Üstad Hazretleri, mektupta[Kastamonu Lahikası 150. mektup] ruhuna gelen bir endişeyi beyan etmektedir. Hizmetin hasım ve muârızları olan ehl-i dalâletin, Risale-i Nur talebeleri arasındaki tesânüdü yıkmak ve birliklerini bozmak için geçim derdini ve gafletli bahar mevsimini kullanarak; meşrep, anlayış ve hissiyât farklılığından ileri gelen zayıf damarları tahrik etmek istediklerini hissedip anladığını belirtiyor. O sıralarda insanları açlığa mahkûm edip, sadece midesini düşünür hâle getirmek için devletin erzak depolarını ve silolarını bile yakmışlar.
Bu sinsi ve merhametsiz tertip Sovyetler’de de uygulanmıştır. Hatta gizli erzak biriktiren ve saklayanları ortaya çıkarmak için okullarda öğrencilerin gözlerinin içine bakarlarmış. Beslenmesi iyi gibi olanları fark edince hemen evlerine baskın yaparlarmış. Kırım’da o sıralar, fazla buğday veya un elde edenler, evlere baskın olduğu için onları muhafazalı şekilde toprak altına gömerlermiş.

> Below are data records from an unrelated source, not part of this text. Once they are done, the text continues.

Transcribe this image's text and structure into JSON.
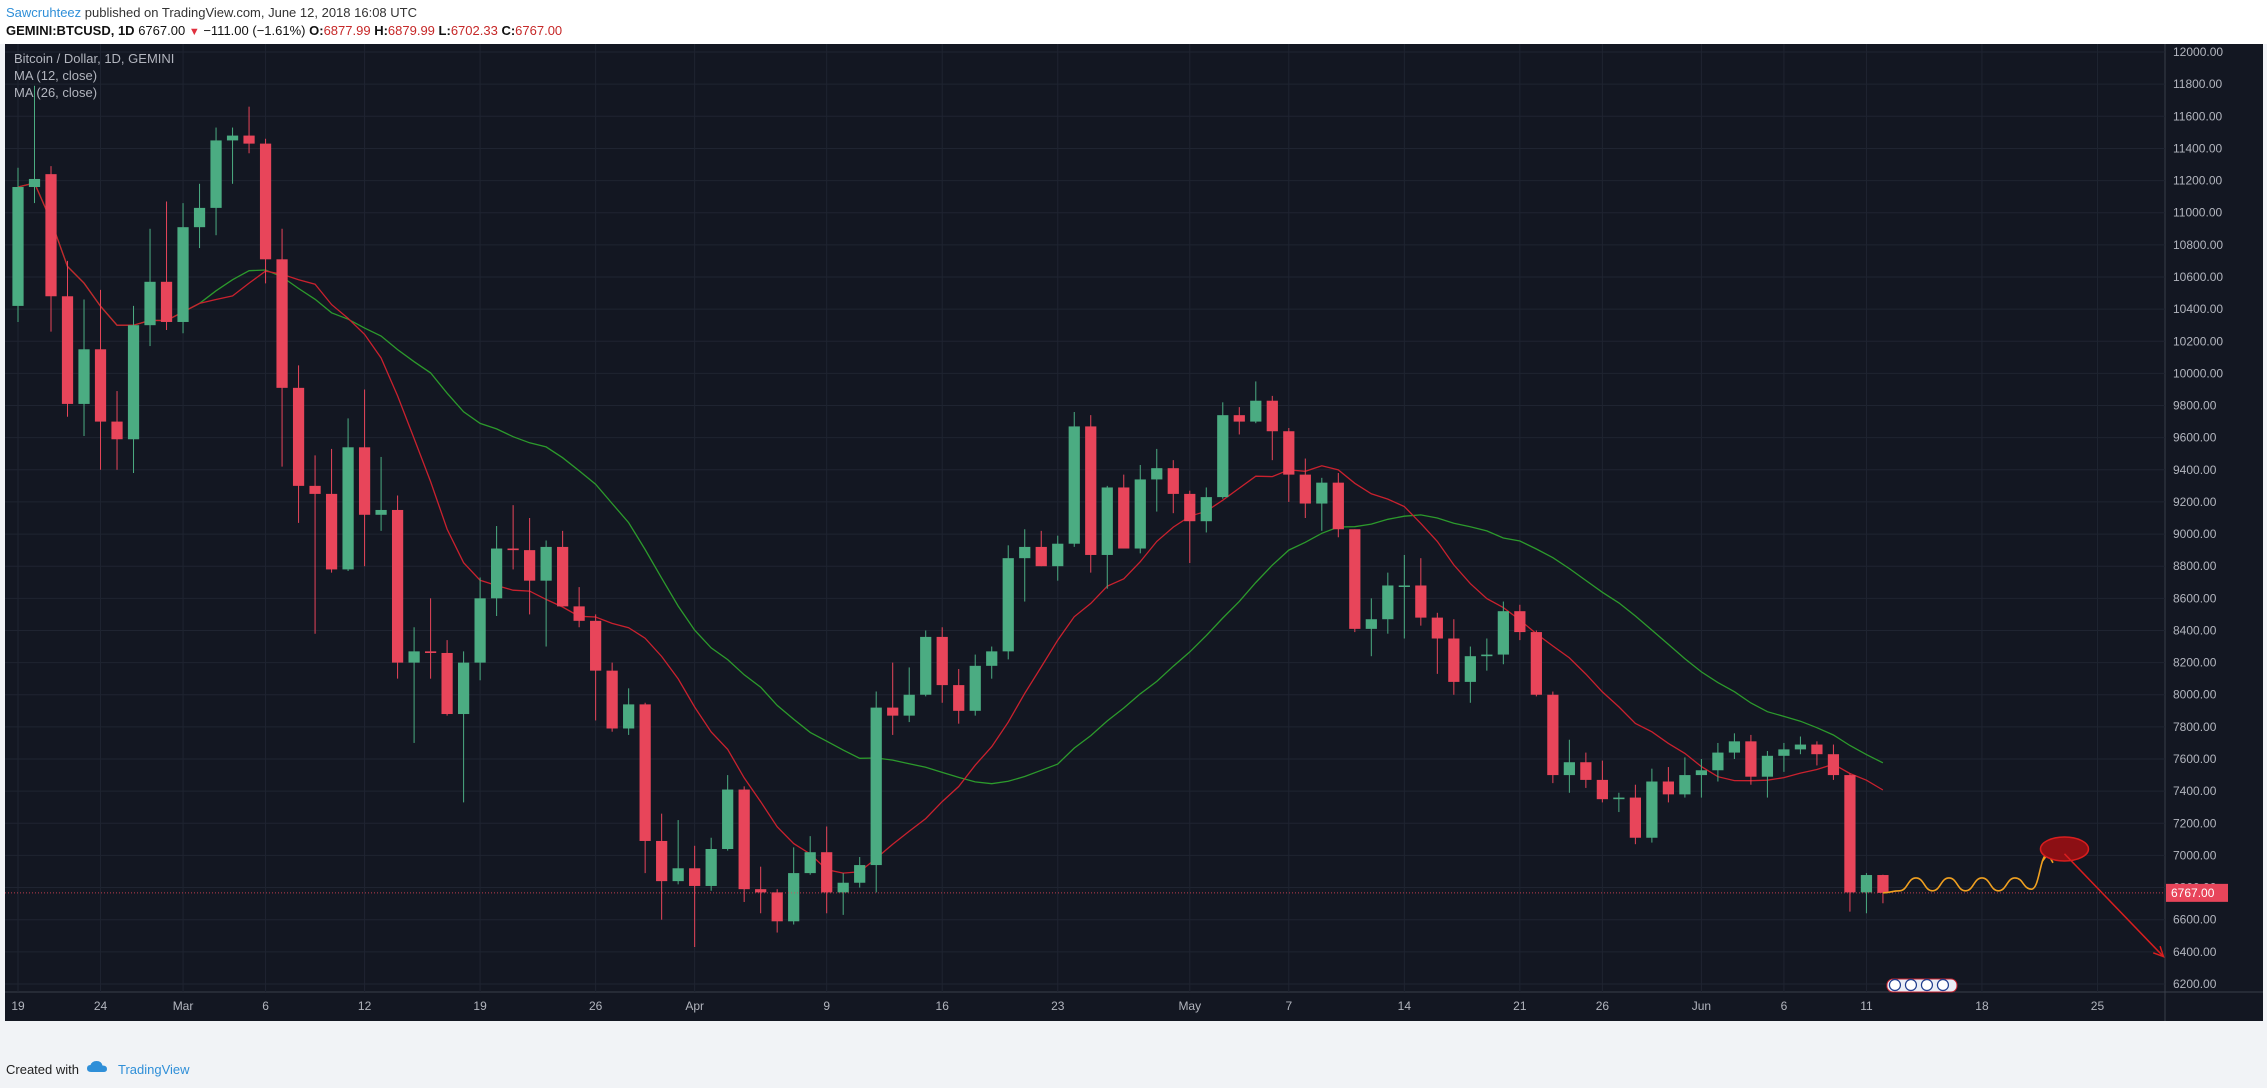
{
  "header": {
    "author": "Sawcruhteez",
    "published_text": "published on TradingView.com, June 12, 2018 16:08 UTC",
    "symbol": "GEMINI:BTCUSD, 1D",
    "last": "6767.00",
    "change": "−111.00 (−1.61%)",
    "o_label": "O:",
    "o_value": "6877.99",
    "h_label": "H:",
    "h_value": "6879.99",
    "l_label": "L:",
    "l_value": "6702.33",
    "c_label": "C:",
    "c_value": "6767.00"
  },
  "legend": {
    "title": "Bitcoin / Dollar, 1D, GEMINI",
    "ma12": "MA (12, close)",
    "ma26": "MA (26, close)"
  },
  "footer": {
    "created_with": "Created with",
    "brand": "TradingView"
  },
  "colors": {
    "background": "#131722",
    "grid": "#1f2431",
    "bull": "#4bac82",
    "bear": "#e8455a",
    "ma12": "#c9212e",
    "ma26": "#2c9a2c",
    "annotation_orange": "#f0a020",
    "annotation_red": "#d81e1e"
  },
  "chart_data": {
    "type": "candlestick",
    "title": "Bitcoin / Dollar, 1D, GEMINI",
    "y_axis_side": "right",
    "ylim": [
      6150,
      12050
    ],
    "y_ticks": [
      6200,
      6400,
      6600,
      6800,
      7000,
      7200,
      7400,
      7600,
      7800,
      8000,
      8200,
      8400,
      8600,
      8800,
      9000,
      9200,
      9400,
      9600,
      9800,
      10000,
      10200,
      10400,
      10600,
      10800,
      11000,
      11200,
      11400,
      11600,
      11800,
      12000
    ],
    "y_tick_labels": [
      "6200.00",
      "6400.00",
      "6600.00",
      "6800.00",
      "7000.00",
      "7200.00",
      "7400.00",
      "7600.00",
      "7800.00",
      "8000.00",
      "8200.00",
      "8400.00",
      "8600.00",
      "8800.00",
      "9000.00",
      "9200.00",
      "9400.00",
      "9600.00",
      "9800.00",
      "10000.00",
      "10200.00",
      "10400.00",
      "10600.00",
      "10800.00",
      "11000.00",
      "11200.00",
      "11400.00",
      "11600.00",
      "11800.00",
      "12000.00"
    ],
    "x_range": [
      "2018-02-19",
      "2018-06-28"
    ],
    "x_ticks": [
      {
        "date": "2018-02-19",
        "label": "19"
      },
      {
        "date": "2018-02-24",
        "label": "24"
      },
      {
        "date": "2018-03-01",
        "label": "Mar"
      },
      {
        "date": "2018-03-06",
        "label": "6"
      },
      {
        "date": "2018-03-12",
        "label": "12"
      },
      {
        "date": "2018-03-19",
        "label": "19"
      },
      {
        "date": "2018-03-26",
        "label": "26"
      },
      {
        "date": "2018-04-01",
        "label": "Apr"
      },
      {
        "date": "2018-04-09",
        "label": "9"
      },
      {
        "date": "2018-04-16",
        "label": "16"
      },
      {
        "date": "2018-04-23",
        "label": "23"
      },
      {
        "date": "2018-05-01",
        "label": "May"
      },
      {
        "date": "2018-05-07",
        "label": "7"
      },
      {
        "date": "2018-05-14",
        "label": "14"
      },
      {
        "date": "2018-05-21",
        "label": "21"
      },
      {
        "date": "2018-05-26",
        "label": "26"
      },
      {
        "date": "2018-06-01",
        "label": "Jun"
      },
      {
        "date": "2018-06-06",
        "label": "6"
      },
      {
        "date": "2018-06-11",
        "label": "11"
      },
      {
        "date": "2018-06-18",
        "label": "18"
      },
      {
        "date": "2018-06-25",
        "label": "25"
      }
    ],
    "candles": [
      {
        "d": "2018-02-19",
        "o": 10420,
        "h": 11280,
        "l": 10320,
        "c": 11160
      },
      {
        "d": "2018-02-20",
        "o": 11160,
        "h": 11790,
        "l": 11060,
        "c": 11210
      },
      {
        "d": "2018-02-21",
        "o": 11240,
        "h": 11290,
        "l": 10260,
        "c": 10480
      },
      {
        "d": "2018-02-22",
        "o": 10480,
        "h": 10700,
        "l": 9730,
        "c": 9810
      },
      {
        "d": "2018-02-23",
        "o": 9810,
        "h": 10460,
        "l": 9610,
        "c": 10150
      },
      {
        "d": "2018-02-24",
        "o": 10150,
        "h": 10520,
        "l": 9400,
        "c": 9700
      },
      {
        "d": "2018-02-25",
        "o": 9700,
        "h": 9890,
        "l": 9400,
        "c": 9590
      },
      {
        "d": "2018-02-26",
        "o": 9590,
        "h": 10420,
        "l": 9380,
        "c": 10300
      },
      {
        "d": "2018-02-27",
        "o": 10300,
        "h": 10900,
        "l": 10170,
        "c": 10570
      },
      {
        "d": "2018-02-28",
        "o": 10570,
        "h": 11070,
        "l": 10270,
        "c": 10320
      },
      {
        "d": "2018-03-01",
        "o": 10320,
        "h": 11060,
        "l": 10250,
        "c": 10910
      },
      {
        "d": "2018-03-02",
        "o": 10910,
        "h": 11180,
        "l": 10780,
        "c": 11030
      },
      {
        "d": "2018-03-03",
        "o": 11030,
        "h": 11530,
        "l": 10860,
        "c": 11450
      },
      {
        "d": "2018-03-04",
        "o": 11450,
        "h": 11530,
        "l": 11180,
        "c": 11480
      },
      {
        "d": "2018-03-05",
        "o": 11480,
        "h": 11660,
        "l": 11370,
        "c": 11430
      },
      {
        "d": "2018-03-06",
        "o": 11430,
        "h": 11460,
        "l": 10560,
        "c": 10710
      },
      {
        "d": "2018-03-07",
        "o": 10710,
        "h": 10900,
        "l": 9420,
        "c": 9910
      },
      {
        "d": "2018-03-08",
        "o": 9910,
        "h": 10050,
        "l": 9070,
        "c": 9300
      },
      {
        "d": "2018-03-09",
        "o": 9300,
        "h": 9490,
        "l": 8380,
        "c": 9250
      },
      {
        "d": "2018-03-10",
        "o": 9250,
        "h": 9530,
        "l": 8760,
        "c": 8780
      },
      {
        "d": "2018-03-11",
        "o": 8780,
        "h": 9720,
        "l": 8770,
        "c": 9540
      },
      {
        "d": "2018-03-12",
        "o": 9540,
        "h": 9900,
        "l": 8800,
        "c": 9120
      },
      {
        "d": "2018-03-13",
        "o": 9120,
        "h": 9480,
        "l": 9020,
        "c": 9150
      },
      {
        "d": "2018-03-14",
        "o": 9150,
        "h": 9240,
        "l": 8100,
        "c": 8200
      },
      {
        "d": "2018-03-15",
        "o": 8200,
        "h": 8420,
        "l": 7700,
        "c": 8270
      },
      {
        "d": "2018-03-16",
        "o": 8270,
        "h": 8600,
        "l": 8100,
        "c": 8260
      },
      {
        "d": "2018-03-17",
        "o": 8260,
        "h": 8340,
        "l": 7870,
        "c": 7880
      },
      {
        "d": "2018-03-18",
        "o": 7880,
        "h": 8270,
        "l": 7330,
        "c": 8200
      },
      {
        "d": "2018-03-19",
        "o": 8200,
        "h": 8730,
        "l": 8090,
        "c": 8600
      },
      {
        "d": "2018-03-20",
        "o": 8600,
        "h": 9050,
        "l": 8490,
        "c": 8910
      },
      {
        "d": "2018-03-21",
        "o": 8910,
        "h": 9180,
        "l": 8780,
        "c": 8900
      },
      {
        "d": "2018-03-22",
        "o": 8900,
        "h": 9100,
        "l": 8500,
        "c": 8710
      },
      {
        "d": "2018-03-23",
        "o": 8710,
        "h": 8960,
        "l": 8300,
        "c": 8920
      },
      {
        "d": "2018-03-24",
        "o": 8920,
        "h": 9020,
        "l": 8550,
        "c": 8550
      },
      {
        "d": "2018-03-25",
        "o": 8550,
        "h": 8670,
        "l": 8420,
        "c": 8460
      },
      {
        "d": "2018-03-26",
        "o": 8460,
        "h": 8500,
        "l": 7840,
        "c": 8150
      },
      {
        "d": "2018-03-27",
        "o": 8150,
        "h": 8200,
        "l": 7770,
        "c": 7790
      },
      {
        "d": "2018-03-28",
        "o": 7790,
        "h": 8040,
        "l": 7750,
        "c": 7940
      },
      {
        "d": "2018-03-29",
        "o": 7940,
        "h": 7950,
        "l": 6890,
        "c": 7090
      },
      {
        "d": "2018-03-30",
        "o": 7090,
        "h": 7260,
        "l": 6600,
        "c": 6840
      },
      {
        "d": "2018-03-31",
        "o": 6840,
        "h": 7220,
        "l": 6820,
        "c": 6920
      },
      {
        "d": "2018-04-01",
        "o": 6920,
        "h": 7060,
        "l": 6430,
        "c": 6810
      },
      {
        "d": "2018-04-02",
        "o": 6810,
        "h": 7110,
        "l": 6780,
        "c": 7040
      },
      {
        "d": "2018-04-03",
        "o": 7040,
        "h": 7500,
        "l": 7030,
        "c": 7410
      },
      {
        "d": "2018-04-04",
        "o": 7410,
        "h": 7430,
        "l": 6710,
        "c": 6790
      },
      {
        "d": "2018-04-05",
        "o": 6790,
        "h": 6930,
        "l": 6640,
        "c": 6770
      },
      {
        "d": "2018-04-06",
        "o": 6770,
        "h": 6790,
        "l": 6520,
        "c": 6590
      },
      {
        "d": "2018-04-07",
        "o": 6590,
        "h": 7050,
        "l": 6570,
        "c": 6890
      },
      {
        "d": "2018-04-08",
        "o": 6890,
        "h": 7120,
        "l": 6880,
        "c": 7020
      },
      {
        "d": "2018-04-09",
        "o": 7020,
        "h": 7180,
        "l": 6640,
        "c": 6770
      },
      {
        "d": "2018-04-10",
        "o": 6770,
        "h": 6890,
        "l": 6630,
        "c": 6830
      },
      {
        "d": "2018-04-11",
        "o": 6830,
        "h": 6990,
        "l": 6800,
        "c": 6940
      },
      {
        "d": "2018-04-12",
        "o": 6940,
        "h": 8020,
        "l": 6770,
        "c": 7920
      },
      {
        "d": "2018-04-13",
        "o": 7920,
        "h": 8200,
        "l": 7750,
        "c": 7870
      },
      {
        "d": "2018-04-14",
        "o": 7870,
        "h": 8170,
        "l": 7830,
        "c": 8000
      },
      {
        "d": "2018-04-15",
        "o": 8000,
        "h": 8400,
        "l": 7990,
        "c": 8360
      },
      {
        "d": "2018-04-16",
        "o": 8360,
        "h": 8420,
        "l": 7950,
        "c": 8060
      },
      {
        "d": "2018-04-17",
        "o": 8060,
        "h": 8160,
        "l": 7820,
        "c": 7900
      },
      {
        "d": "2018-04-18",
        "o": 7900,
        "h": 8250,
        "l": 7870,
        "c": 8180
      },
      {
        "d": "2018-04-19",
        "o": 8180,
        "h": 8300,
        "l": 8100,
        "c": 8270
      },
      {
        "d": "2018-04-20",
        "o": 8270,
        "h": 8930,
        "l": 8220,
        "c": 8850
      },
      {
        "d": "2018-04-21",
        "o": 8850,
        "h": 9030,
        "l": 8580,
        "c": 8920
      },
      {
        "d": "2018-04-22",
        "o": 8920,
        "h": 9020,
        "l": 8800,
        "c": 8800
      },
      {
        "d": "2018-04-23",
        "o": 8800,
        "h": 8990,
        "l": 8710,
        "c": 8940
      },
      {
        "d": "2018-04-24",
        "o": 8940,
        "h": 9760,
        "l": 8920,
        "c": 9670
      },
      {
        "d": "2018-04-25",
        "o": 9670,
        "h": 9740,
        "l": 8760,
        "c": 8870
      },
      {
        "d": "2018-04-26",
        "o": 8870,
        "h": 9300,
        "l": 8660,
        "c": 9290
      },
      {
        "d": "2018-04-27",
        "o": 9290,
        "h": 9370,
        "l": 8910,
        "c": 8910
      },
      {
        "d": "2018-04-28",
        "o": 8910,
        "h": 9430,
        "l": 8880,
        "c": 9340
      },
      {
        "d": "2018-04-29",
        "o": 9340,
        "h": 9530,
        "l": 9140,
        "c": 9410
      },
      {
        "d": "2018-04-30",
        "o": 9410,
        "h": 9460,
        "l": 9130,
        "c": 9250
      },
      {
        "d": "2018-05-01",
        "o": 9250,
        "h": 9270,
        "l": 8820,
        "c": 9080
      },
      {
        "d": "2018-05-02",
        "o": 9080,
        "h": 9290,
        "l": 9010,
        "c": 9230
      },
      {
        "d": "2018-05-03",
        "o": 9230,
        "h": 9820,
        "l": 9220,
        "c": 9740
      },
      {
        "d": "2018-05-04",
        "o": 9740,
        "h": 9790,
        "l": 9620,
        "c": 9700
      },
      {
        "d": "2018-05-05",
        "o": 9700,
        "h": 9950,
        "l": 9690,
        "c": 9830
      },
      {
        "d": "2018-05-06",
        "o": 9830,
        "h": 9860,
        "l": 9460,
        "c": 9640
      },
      {
        "d": "2018-05-07",
        "o": 9640,
        "h": 9660,
        "l": 9200,
        "c": 9370
      },
      {
        "d": "2018-05-08",
        "o": 9370,
        "h": 9470,
        "l": 9100,
        "c": 9190
      },
      {
        "d": "2018-05-09",
        "o": 9190,
        "h": 9350,
        "l": 9020,
        "c": 9320
      },
      {
        "d": "2018-05-10",
        "o": 9320,
        "h": 9380,
        "l": 8980,
        "c": 9030
      },
      {
        "d": "2018-05-11",
        "o": 9030,
        "h": 9030,
        "l": 8390,
        "c": 8410
      },
      {
        "d": "2018-05-12",
        "o": 8410,
        "h": 8600,
        "l": 8240,
        "c": 8470
      },
      {
        "d": "2018-05-13",
        "o": 8470,
        "h": 8760,
        "l": 8380,
        "c": 8680
      },
      {
        "d": "2018-05-14",
        "o": 8680,
        "h": 8870,
        "l": 8350,
        "c": 8680
      },
      {
        "d": "2018-05-15",
        "o": 8680,
        "h": 8850,
        "l": 8430,
        "c": 8480
      },
      {
        "d": "2018-05-16",
        "o": 8480,
        "h": 8510,
        "l": 8130,
        "c": 8350
      },
      {
        "d": "2018-05-17",
        "o": 8350,
        "h": 8470,
        "l": 8000,
        "c": 8080
      },
      {
        "d": "2018-05-18",
        "o": 8080,
        "h": 8300,
        "l": 7950,
        "c": 8240
      },
      {
        "d": "2018-05-19",
        "o": 8240,
        "h": 8350,
        "l": 8150,
        "c": 8250
      },
      {
        "d": "2018-05-20",
        "o": 8250,
        "h": 8580,
        "l": 8190,
        "c": 8520
      },
      {
        "d": "2018-05-21",
        "o": 8520,
        "h": 8560,
        "l": 8340,
        "c": 8390
      },
      {
        "d": "2018-05-22",
        "o": 8390,
        "h": 8400,
        "l": 7990,
        "c": 8000
      },
      {
        "d": "2018-05-23",
        "o": 8000,
        "h": 8020,
        "l": 7450,
        "c": 7500
      },
      {
        "d": "2018-05-24",
        "o": 7500,
        "h": 7720,
        "l": 7390,
        "c": 7580
      },
      {
        "d": "2018-05-25",
        "o": 7580,
        "h": 7640,
        "l": 7420,
        "c": 7470
      },
      {
        "d": "2018-05-26",
        "o": 7470,
        "h": 7590,
        "l": 7330,
        "c": 7350
      },
      {
        "d": "2018-05-27",
        "o": 7350,
        "h": 7390,
        "l": 7270,
        "c": 7360
      },
      {
        "d": "2018-05-28",
        "o": 7360,
        "h": 7440,
        "l": 7070,
        "c": 7110
      },
      {
        "d": "2018-05-29",
        "o": 7110,
        "h": 7540,
        "l": 7080,
        "c": 7460
      },
      {
        "d": "2018-05-30",
        "o": 7460,
        "h": 7550,
        "l": 7330,
        "c": 7380
      },
      {
        "d": "2018-05-31",
        "o": 7380,
        "h": 7610,
        "l": 7360,
        "c": 7500
      },
      {
        "d": "2018-06-01",
        "o": 7500,
        "h": 7600,
        "l": 7360,
        "c": 7530
      },
      {
        "d": "2018-06-02",
        "o": 7530,
        "h": 7700,
        "l": 7460,
        "c": 7640
      },
      {
        "d": "2018-06-03",
        "o": 7640,
        "h": 7760,
        "l": 7600,
        "c": 7710
      },
      {
        "d": "2018-06-04",
        "o": 7710,
        "h": 7750,
        "l": 7440,
        "c": 7490
      },
      {
        "d": "2018-06-05",
        "o": 7490,
        "h": 7650,
        "l": 7360,
        "c": 7620
      },
      {
        "d": "2018-06-06",
        "o": 7620,
        "h": 7700,
        "l": 7520,
        "c": 7660
      },
      {
        "d": "2018-06-07",
        "o": 7660,
        "h": 7740,
        "l": 7630,
        "c": 7690
      },
      {
        "d": "2018-06-08",
        "o": 7690,
        "h": 7710,
        "l": 7560,
        "c": 7630
      },
      {
        "d": "2018-06-09",
        "o": 7630,
        "h": 7690,
        "l": 7470,
        "c": 7500
      },
      {
        "d": "2018-06-10",
        "o": 7500,
        "h": 7510,
        "l": 6650,
        "c": 6770
      },
      {
        "d": "2018-06-11",
        "o": 6770,
        "h": 6890,
        "l": 6640,
        "c": 6878
      },
      {
        "d": "2018-06-12",
        "o": 6877.99,
        "h": 6879.99,
        "l": 6702.33,
        "c": 6767.0
      }
    ],
    "moving_averages": [
      {
        "name": "MA (12, close)",
        "color": "#c9212e"
      },
      {
        "name": "MA (26, close)",
        "color": "#2c9a2c"
      }
    ],
    "last_price": 6767.0,
    "last_price_label": "6767.00",
    "annotations": {
      "projected_path": [
        {
          "d": "2018-06-13",
          "p": 6780
        },
        {
          "d": "2018-06-14",
          "p": 6860
        },
        {
          "d": "2018-06-15",
          "p": 6780
        },
        {
          "d": "2018-06-16",
          "p": 6860
        },
        {
          "d": "2018-06-17",
          "p": 6780
        },
        {
          "d": "2018-06-18",
          "p": 6860
        },
        {
          "d": "2018-06-19",
          "p": 6780
        },
        {
          "d": "2018-06-20",
          "p": 6860
        },
        {
          "d": "2018-06-21",
          "p": 6790
        },
        {
          "d": "2018-06-22",
          "p": 7010
        }
      ],
      "target_ellipse": {
        "d": "2018-06-23",
        "p": 7040
      },
      "drop_arrow": {
        "from": {
          "d": "2018-06-23",
          "p": 7010
        },
        "to": {
          "d": "2018-06-29",
          "p": 6370
        }
      },
      "event_markers_date": "2018-06-12"
    }
  }
}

İnsanlar açlıktan tamamen midesini düşünür hâle gelince, dayatılan rejimlerin tenkidi ve yanlışlığı ile uğraşamaz hâle gelirlermiş. Zamanla diktatörlük rejimlerinin âmir ve memurlarının direktiflerinden çıkamaz olurlarmış. Fazla imkân ve maaş verilen memurlar rejimin yaman uygulayacıları hâline gelirmiş. Halkımız, ezanın Türkçeye çevrildiği dönemde o zamanki Milli Şef ve memurlar için şöyle bir yakıştırma ve tekerleme söylemiştir: “Tanrı uludur, Tanrı uludur; memurlar İsmet Paşa’nın kuludur. Haydi namaza. Haydi namaza. Memurlar şekere gaza.”